I often dream of houses so big I must explore them. I discover boxes of old treasures, toys in a small room downstairs, a high balcony near the ceiling circled with statues and trunks of shiny dresses. Often they incorporate parts of my childhood house and garden, much enlarged. But here I’m on vacation with my family, staying near the ocean on the Jersey Shore, though the water’s to the west, in one of those big East Coast gray-shingle houses. My mother and I look out at the elaborate mansion across the street. Someone inside is pulling up wooden slatted shades on the exterior to make the windows larger for summer. We have been invited to visit the wealthy owners. I dash upstairs to dress, choosing a black-and-white flowered-shirt, not at all what I wear while awake. Also I’m young, can dash, and have long light brown hair and a lanky body instead of my actual short dark hair and four-foot-eleven height. Another part of the second floor is open to the sky and a round-faced blond woman sits on a lawn smoking a cigarette. “You can’t smoke in the house,” I insist; “I’m very allergic.” But she refuses to stop, and two male friends picnicking with her brandish cellophane-wrapped cigars threateningly. I’m distressed but must leave for the visit.

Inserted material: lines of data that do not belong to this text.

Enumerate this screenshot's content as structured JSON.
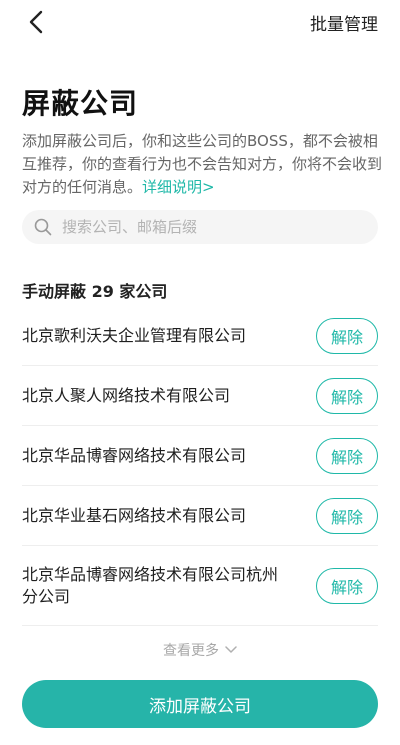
{
  "header": {
    "back_icon": "chevron-left-icon",
    "batch_manage_label": "批量管理"
  },
  "page": {
    "title": "屏蔽公司",
    "description": "添加屏蔽公司后，你和这些公司的BOSS，都不会被相互推荐，你的查看行为也不会告知对方，你将不会收到对方的任何消息。",
    "detail_link": "详细说明>"
  },
  "search": {
    "icon": "search-icon",
    "placeholder": "搜索公司、邮箱后缀"
  },
  "section": {
    "title": "手动屏蔽 29 家公司"
  },
  "companies": [
    {
      "name": "北京歌利沃夫企业管理有限公司",
      "action": "解除"
    },
    {
      "name": "北京人聚人网络技术有限公司",
      "action": "解除"
    },
    {
      "name": "北京华品博睿网络技术有限公司",
      "action": "解除"
    },
    {
      "name": "北京华业基石网络技术有限公司",
      "action": "解除"
    },
    {
      "name": "北京华品博睿网络技术有限公司杭州分公司",
      "action": "解除"
    }
  ],
  "footer": {
    "see_more_label": "查看更多",
    "see_more_icon": "chevron-down-icon",
    "add_button_label": "添加屏蔽公司"
  },
  "colors": {
    "accent": "#1fb8a8",
    "primary_button": "#26b4a9"
  }
}
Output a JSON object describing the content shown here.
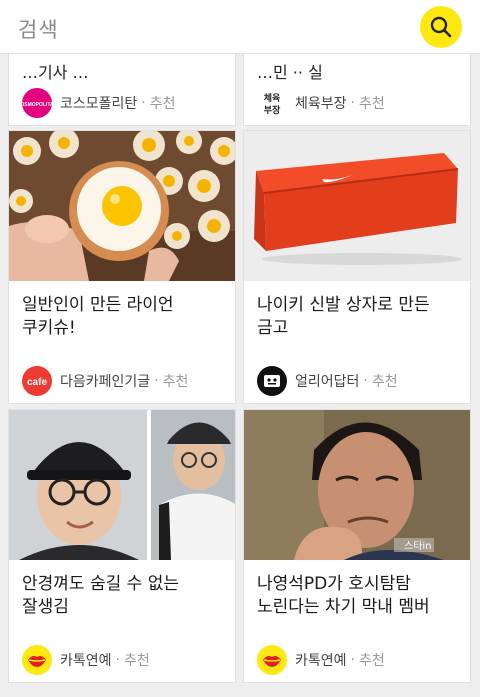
{
  "header": {
    "search_label": "검색",
    "search_icon": "search-icon",
    "accent": "#ffe812"
  },
  "cards": [
    {
      "title_fragment": "…기사 …",
      "source": "코스모폴리탄",
      "badge_text": "COSMOPOLITAN",
      "badge_color": "#e4007f",
      "recommend": "추천"
    },
    {
      "title_fragment": "…민 ·· 실",
      "source": "체육부장",
      "badge_text": "체육 부장",
      "badge_color": "#222222",
      "recommend": "추천"
    },
    {
      "title": "일반인이 만든 라이언 쿠키슈!",
      "source": "다음카페인기글",
      "badge_text": "cafe",
      "badge_color": "#ee3b32",
      "recommend": "추천",
      "image": "egg-cookie-photo"
    },
    {
      "title": "나이키 신발 상자로 만든 금고",
      "source": "얼리어답터",
      "badge_icon": "robot-face-icon",
      "badge_color": "#111111",
      "recommend": "추천",
      "image": "orange-shoebox-photo"
    },
    {
      "title": "안경껴도 숨길 수 없는 잘생김",
      "source": "카톡연예",
      "badge_icon": "lips-icon",
      "badge_color": "#ffe812",
      "recommend": "추천",
      "image": "glasses-idol-photo"
    },
    {
      "title": "나영석PD가 호시탐탐 노린다는 차기 막내 멤버",
      "source": "카톡연예",
      "badge_icon": "lips-icon",
      "badge_color": "#ffe812",
      "recommend": "추천",
      "image": "actor-portrait-photo",
      "watermark": "스타in"
    }
  ],
  "separator": "·"
}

I walk across the street with my group. My friend Frances is among them, so I tell her about the smokers, since she has asked me to rent the room to the woman. “I’ll get rid of them,” she promises. We come to the mansion, and a uniformed maid lets us into a wood-paneled entrance hall gleaming with polish. I’m happy again. From the inner rooms drift music and the enticing smell of food.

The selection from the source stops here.